RTS musings

I’ve been thinking about RTS games recently, in part as the idiom of choice for my next rules essay. Although I haven’t played any of the latest generation of RTS games (the ones which require a monster system with a 3D video card, i.e. the ones that won’t run on my 4 year old laptop) I get the sense that they’re still the same beast, half resource management, half balance between offensive and defensive strategy.
One of the shortcomings of the genre is the shallowness of the [in-game] production infrastructure. The construction of units is simply a matter of consuming resources. Some games incorporate some kind of maintenance cost, some small amount of resource consumption per time unit or an overall limit on the number of active units. But changes to the battlefield don’t really have any effect on active units — if, in Starcraft, the enemy destroys my barracks, I don’t lose any active marines, I only lose the ability to produce more marines.

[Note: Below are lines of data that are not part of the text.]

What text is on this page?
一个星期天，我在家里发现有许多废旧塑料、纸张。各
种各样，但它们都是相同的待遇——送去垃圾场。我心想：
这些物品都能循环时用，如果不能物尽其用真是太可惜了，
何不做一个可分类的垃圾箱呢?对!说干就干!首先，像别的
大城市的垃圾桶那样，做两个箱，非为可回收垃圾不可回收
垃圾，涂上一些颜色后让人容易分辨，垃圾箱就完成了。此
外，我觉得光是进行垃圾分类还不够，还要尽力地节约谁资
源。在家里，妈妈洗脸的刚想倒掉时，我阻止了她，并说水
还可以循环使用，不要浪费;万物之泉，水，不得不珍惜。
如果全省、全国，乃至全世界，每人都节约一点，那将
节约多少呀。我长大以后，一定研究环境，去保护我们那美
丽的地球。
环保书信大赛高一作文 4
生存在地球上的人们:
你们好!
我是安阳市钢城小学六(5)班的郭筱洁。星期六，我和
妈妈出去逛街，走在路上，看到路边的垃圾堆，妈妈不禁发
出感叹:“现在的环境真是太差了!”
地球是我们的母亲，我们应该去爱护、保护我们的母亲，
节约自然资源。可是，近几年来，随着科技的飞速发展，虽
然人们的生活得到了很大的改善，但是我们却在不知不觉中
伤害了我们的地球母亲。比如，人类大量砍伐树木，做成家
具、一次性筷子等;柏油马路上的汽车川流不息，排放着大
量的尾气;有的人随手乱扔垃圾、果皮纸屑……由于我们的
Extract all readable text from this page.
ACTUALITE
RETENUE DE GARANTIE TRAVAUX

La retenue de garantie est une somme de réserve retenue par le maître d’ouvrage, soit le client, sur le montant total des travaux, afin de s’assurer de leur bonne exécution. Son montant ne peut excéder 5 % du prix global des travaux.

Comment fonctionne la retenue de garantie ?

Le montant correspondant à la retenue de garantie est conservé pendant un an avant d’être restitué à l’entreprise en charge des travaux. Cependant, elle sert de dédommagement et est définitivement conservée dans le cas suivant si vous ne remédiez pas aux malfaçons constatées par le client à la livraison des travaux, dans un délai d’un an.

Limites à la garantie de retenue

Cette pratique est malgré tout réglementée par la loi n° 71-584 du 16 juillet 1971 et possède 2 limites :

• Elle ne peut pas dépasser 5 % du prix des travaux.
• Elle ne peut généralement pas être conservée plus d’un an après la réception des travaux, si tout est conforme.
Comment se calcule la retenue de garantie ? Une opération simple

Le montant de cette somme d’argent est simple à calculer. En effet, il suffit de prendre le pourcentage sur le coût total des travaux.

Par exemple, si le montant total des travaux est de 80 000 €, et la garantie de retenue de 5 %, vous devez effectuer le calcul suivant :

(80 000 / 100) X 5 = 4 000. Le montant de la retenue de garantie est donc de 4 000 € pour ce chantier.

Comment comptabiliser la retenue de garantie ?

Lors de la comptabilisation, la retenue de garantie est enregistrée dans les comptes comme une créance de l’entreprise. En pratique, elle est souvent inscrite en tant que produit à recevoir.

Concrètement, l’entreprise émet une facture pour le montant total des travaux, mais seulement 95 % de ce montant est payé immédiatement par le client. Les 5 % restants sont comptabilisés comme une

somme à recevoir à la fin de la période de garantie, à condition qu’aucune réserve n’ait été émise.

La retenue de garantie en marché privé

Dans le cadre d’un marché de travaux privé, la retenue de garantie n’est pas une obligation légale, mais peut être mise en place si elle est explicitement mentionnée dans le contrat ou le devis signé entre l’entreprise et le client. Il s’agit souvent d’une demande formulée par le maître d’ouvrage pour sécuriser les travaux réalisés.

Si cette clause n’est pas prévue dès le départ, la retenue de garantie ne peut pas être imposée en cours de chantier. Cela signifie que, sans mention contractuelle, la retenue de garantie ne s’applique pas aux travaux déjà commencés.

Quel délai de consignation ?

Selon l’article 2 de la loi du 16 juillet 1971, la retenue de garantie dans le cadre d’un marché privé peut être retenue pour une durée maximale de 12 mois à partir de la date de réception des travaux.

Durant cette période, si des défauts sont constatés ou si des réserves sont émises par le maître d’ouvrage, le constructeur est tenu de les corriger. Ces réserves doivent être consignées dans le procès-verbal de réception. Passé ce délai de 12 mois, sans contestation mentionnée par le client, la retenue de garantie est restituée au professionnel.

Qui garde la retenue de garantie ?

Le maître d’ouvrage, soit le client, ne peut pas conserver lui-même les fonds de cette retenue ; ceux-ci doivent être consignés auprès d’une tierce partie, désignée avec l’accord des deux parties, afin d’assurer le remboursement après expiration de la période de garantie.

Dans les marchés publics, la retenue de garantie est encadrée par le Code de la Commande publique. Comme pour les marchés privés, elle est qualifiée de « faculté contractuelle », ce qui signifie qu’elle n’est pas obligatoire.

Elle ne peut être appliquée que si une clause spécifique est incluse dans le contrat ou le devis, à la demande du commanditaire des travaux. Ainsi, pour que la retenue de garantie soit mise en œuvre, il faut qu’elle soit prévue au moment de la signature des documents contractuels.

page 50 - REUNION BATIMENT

RTS units don’t require a deep infrastructure, they have only immediate and basic needs. One of the results is that the most basic RTS strategy is to simply build a lot of units to obliterate the enemy. Who cares if, in the long run, this mighty army is un-sustainable? By the time that becomes a problem, you will have won the mission/level, and will go on to the next one.
Now compare the toy world of an RTS game to the real world. In Iraq, for example, you’ve got a large force of soldiers, a number of whom are in the US national guard. It would be great to think that, once the mission is complete, that mighty army could simply be dismantled and effectively disappear. But alas, this real world (as opposed to Real Time) situation requires long term involvement. The “consumption of resources” (filling out the ranks of the national guard) is matched by a necessary investment in infrastructure (health care and pensions for the guard).
What if someone designed an RTS game that worked in a simliar way? What if, for every soldier unit you produced in the game, you would have to provide a long-term investment in that unit? I think the most obvious strategy for playing that sort of game would be to simply kill off you excess units once the enemy had been defeated, in order to save on maintenance costs.
Either that, or look around for some other use, some other invasion, for your army to handle. And I guess that is what RTS games do, with their progressive missions. Keep fighting. Escalate the conflict.